Ontario’s lowest paid workers are being promised to raise no matter who wins the June 2 election.

In an announcement Tuesday, Labor Minister Monte McNaughton said the province will raise the minimum wage to $15.50 per hour starting in October.

“Ontario’s minimum wage continues to be among the highest in Canada,” McNaughton said, noting it’s above that of Alberta, Quebec.

“This raise will make a world of difference.”

The NDP has pledged that, if elected, it will hike wages to $16 an hour by October, and the Liberals have promised $16 an hour by January 2023. The current minimum wage is $15 an hour.

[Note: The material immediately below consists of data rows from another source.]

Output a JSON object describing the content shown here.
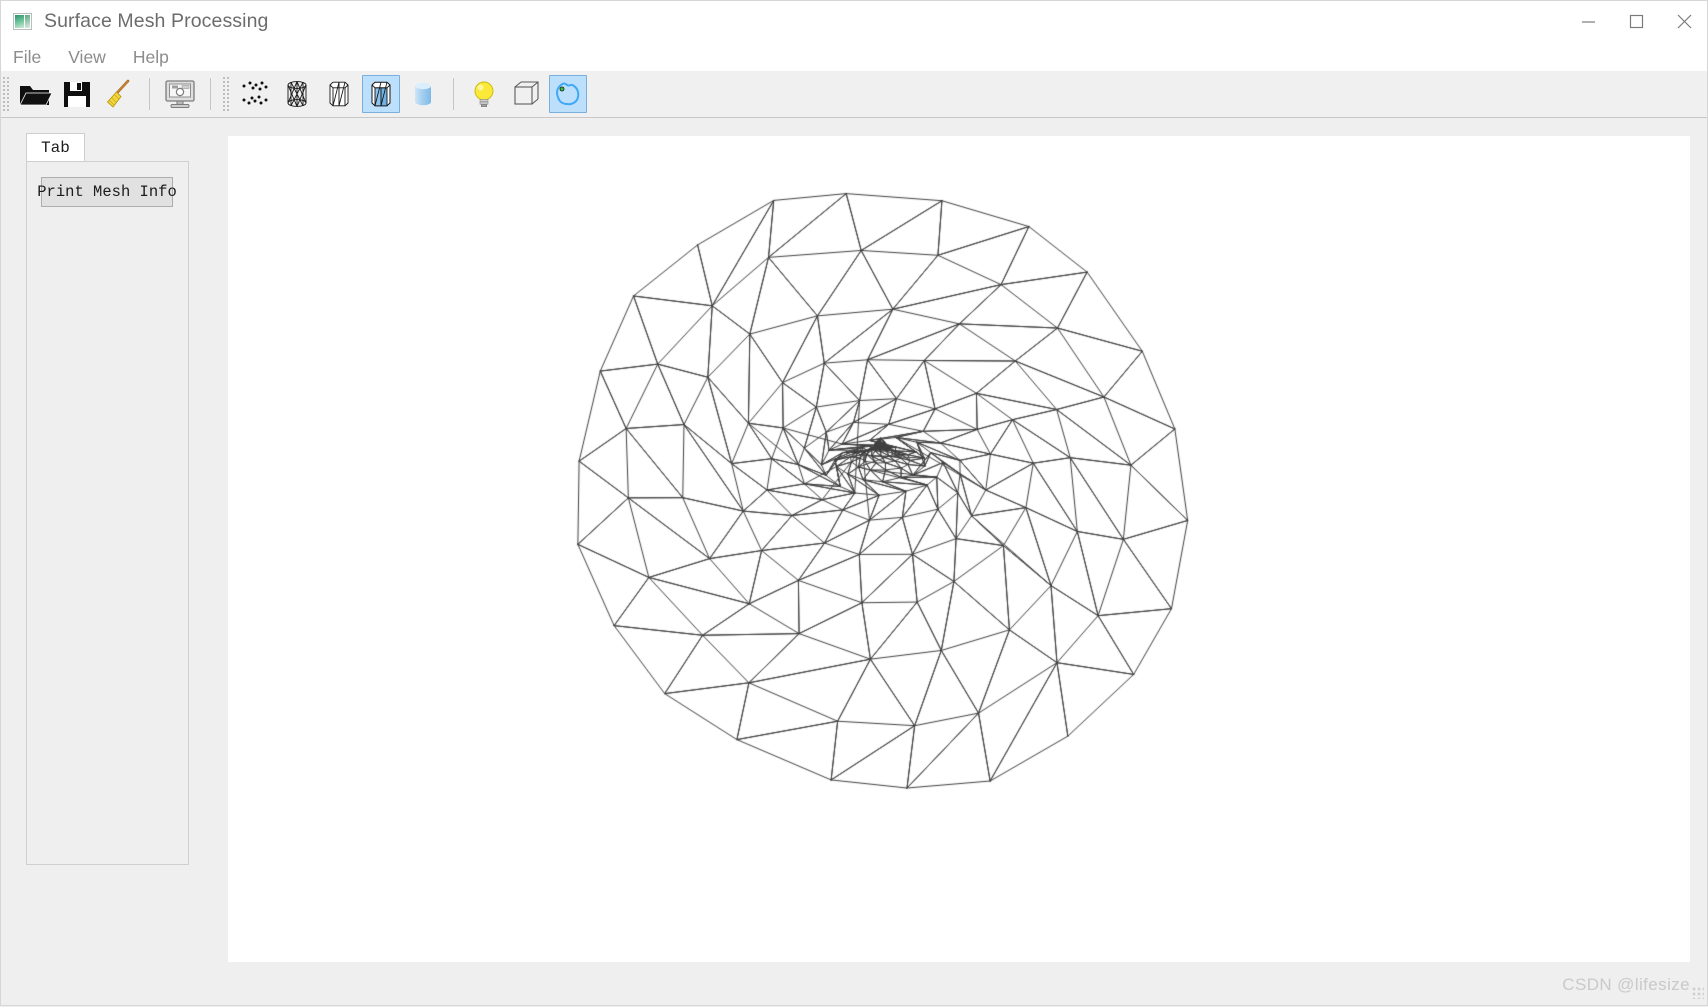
{
  "window": {
    "title": "Surface Mesh Processing",
    "app_icon": "app-window-icon",
    "controls": {
      "minimize": "—",
      "maximize": "☐",
      "close": "✕"
    }
  },
  "menu": {
    "items": [
      {
        "label": "File",
        "name": "menu-file"
      },
      {
        "label": "View",
        "name": "menu-view"
      },
      {
        "label": "Help",
        "name": "menu-help"
      }
    ]
  },
  "toolbar": {
    "groups": [
      {
        "buttons": [
          {
            "icon": "open-folder-icon",
            "label": "Open",
            "selected": false
          },
          {
            "icon": "save-floppy-icon",
            "label": "Save",
            "selected": false
          },
          {
            "icon": "broom-clear-icon",
            "label": "Clear",
            "selected": false
          }
        ]
      },
      {
        "buttons": [
          {
            "icon": "screenshot-monitor-icon",
            "label": "Snapshot",
            "selected": false
          }
        ]
      },
      {
        "buttons": [
          {
            "icon": "points-cloud-icon",
            "label": "Points",
            "selected": false
          },
          {
            "icon": "wireframe-hidden-icon",
            "label": "Wireframe",
            "selected": false
          },
          {
            "icon": "hidden-line-icon",
            "label": "Hidden Line",
            "selected": false
          },
          {
            "icon": "solid-wireframe-icon",
            "label": "Solid Wireframe",
            "selected": true
          },
          {
            "icon": "solid-smooth-icon",
            "label": "Solid Smooth",
            "selected": false
          }
        ]
      },
      {
        "buttons": [
          {
            "icon": "lightbulb-icon",
            "label": "Lighting",
            "selected": false
          },
          {
            "icon": "bounding-box-icon",
            "label": "Bounding Box",
            "selected": false
          },
          {
            "icon": "boundary-contour-icon",
            "label": "Boundary",
            "selected": true
          }
        ]
      }
    ]
  },
  "left_panel": {
    "tab_label": "Tab",
    "print_mesh_info_label": "Print Mesh Info"
  },
  "viewport": {
    "background": "#ffffff",
    "mesh_line_color": "#3f3f3f",
    "mesh_name": "triangulated-surface-mesh"
  },
  "status_bar": {
    "text": ""
  },
  "watermark": {
    "text": "CSDN @lifesize"
  },
  "colors": {
    "accent_selected": "#bcdffb",
    "accent_selected_border": "#7aaedd",
    "chrome": "#efefef",
    "title_text": "#6c6c6c",
    "menu_text": "#8c8c8c"
  }
}
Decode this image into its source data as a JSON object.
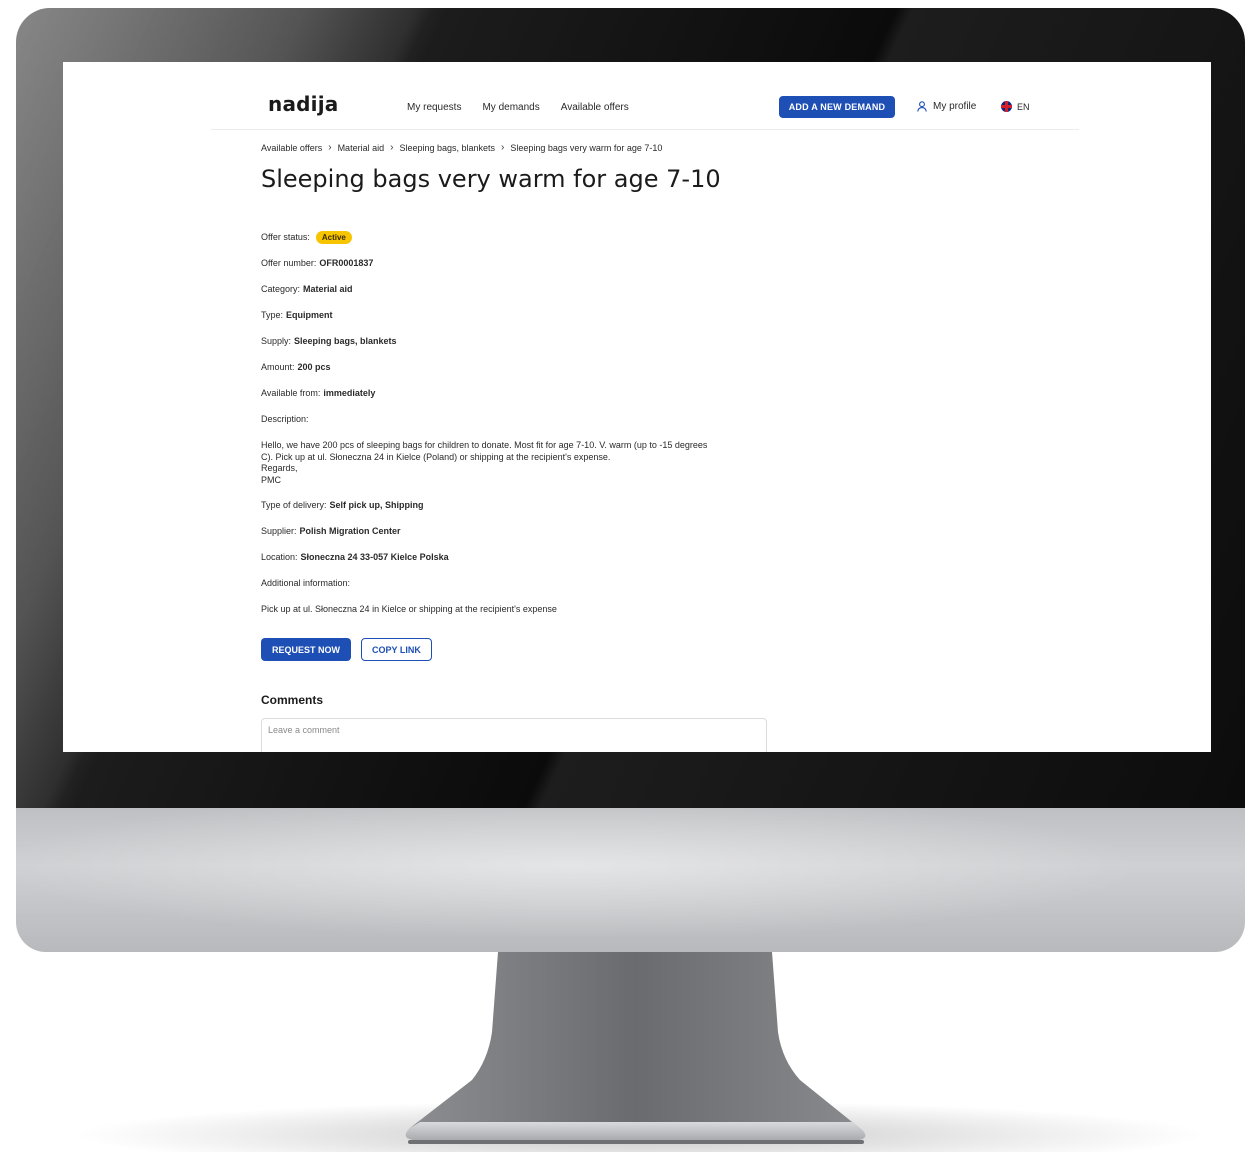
{
  "header": {
    "logo": "nadija",
    "nav": [
      "My requests",
      "My demands",
      "Available offers"
    ],
    "add_demand": "ADD A NEW DEMAND",
    "profile": "My profile",
    "language": "EN"
  },
  "breadcrumb": [
    "Available offers",
    "Material aid",
    "Sleeping bags, blankets",
    "Sleeping bags very warm for age 7-10"
  ],
  "title": "Sleeping bags very warm for age 7-10",
  "offer": {
    "status_label": "Offer status:",
    "status_value": "Active",
    "number_label": "Offer number:",
    "number_value": "OFR0001837",
    "category_label": "Category:",
    "category_value": "Material aid",
    "type_label": "Type:",
    "type_value": "Equipment",
    "supply_label": "Supply:",
    "supply_value": "Sleeping bags, blankets",
    "amount_label": "Amount:",
    "amount_value": "200 pcs",
    "available_label": "Available from:",
    "available_value": "immediately",
    "description_label": "Description:",
    "description_lines": [
      "Hello, we have 200 pcs of sleeping bags for children to donate. Most fit for age 7-10. V. warm (up to -15 degrees",
      "C). Pick up at ul. Słoneczna 24 in Kielce (Poland) or shipping at the recipient's expense.",
      "Regards,",
      "PMC"
    ],
    "delivery_label": "Type of delivery:",
    "delivery_value": "Self pick up, Shipping",
    "supplier_label": "Supplier:",
    "supplier_value": "Polish Migration Center",
    "location_label": "Location:",
    "location_value": "Słoneczna 24 33-057 Kielce Polska",
    "additional_label": "Additional information:",
    "additional_value": "Pick up at ul. Słoneczna 24 in Kielce or shipping at the recipient's expense"
  },
  "actions": {
    "request": "REQUEST NOW",
    "copy": "COPY LINK"
  },
  "comments": {
    "title": "Comments",
    "placeholder": "Leave a comment"
  },
  "colors": {
    "primary": "#1e4fb5",
    "badge": "#f7c400"
  },
  "icons": {
    "profile": "user-icon",
    "language": "uk-flag-icon",
    "breadcrumb_separator": "chevron-right-icon"
  }
}
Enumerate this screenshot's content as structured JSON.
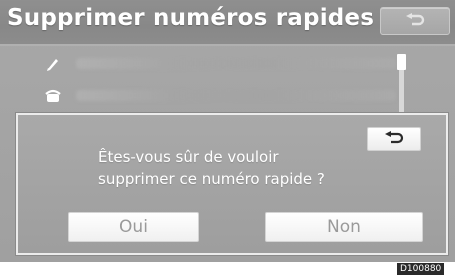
{
  "header": {
    "title": "Supprimer numéros rapides",
    "back_icon": "return-arrow-icon"
  },
  "list": {
    "rows": [
      {
        "icon": "pen-icon"
      },
      {
        "icon": "phone-icon"
      }
    ]
  },
  "dialog": {
    "message_line_1": "Êtes-vous sûr de vouloir",
    "message_line_2": "supprimer ce numéro rapide ?",
    "back_icon": "return-arrow-icon",
    "yes_label": "Oui",
    "no_label": "Non"
  },
  "reference_code": "D100880",
  "colors": {
    "screen_background": "#a4a4a4",
    "title_bar": "#8c8c8c",
    "dialog_border": "#ececec",
    "button_background": "#ffffff",
    "button_text": "#9a9a9a"
  }
}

After the 2018 election, the Ontario government scrapped the Liberals’ planned minimum wage hike, a boost that would have hit $15 an hour in 2019. Then in January, the government boosted the minimum wage from $14.35 to $15 an hour, which will bump up to $15.50 an hour Oct. 1 — an eight per cent increase in total. And going forward, yearly increases would be tied to inflation.

Some 700,000 workers in the province earn the minimum wage. McNaughton said minimum wage earners who work a 40-hour work week will see a pay raise of $1,768 this year.

The NDP has promised a buck-a-year minimum wage increases, hitting $20 an hour by 2026.

“The price of everything is going up — from gas to housing to hydro bills — and with Doug Ford’s low-wage policy, everyone is feeling the squeeze,” Horwath has said.

The NDP said that if the Ford government had gone ahead with the Liberals’ planned minimum wage increases back in 2019, workers would have earned an additional $5,300 by now.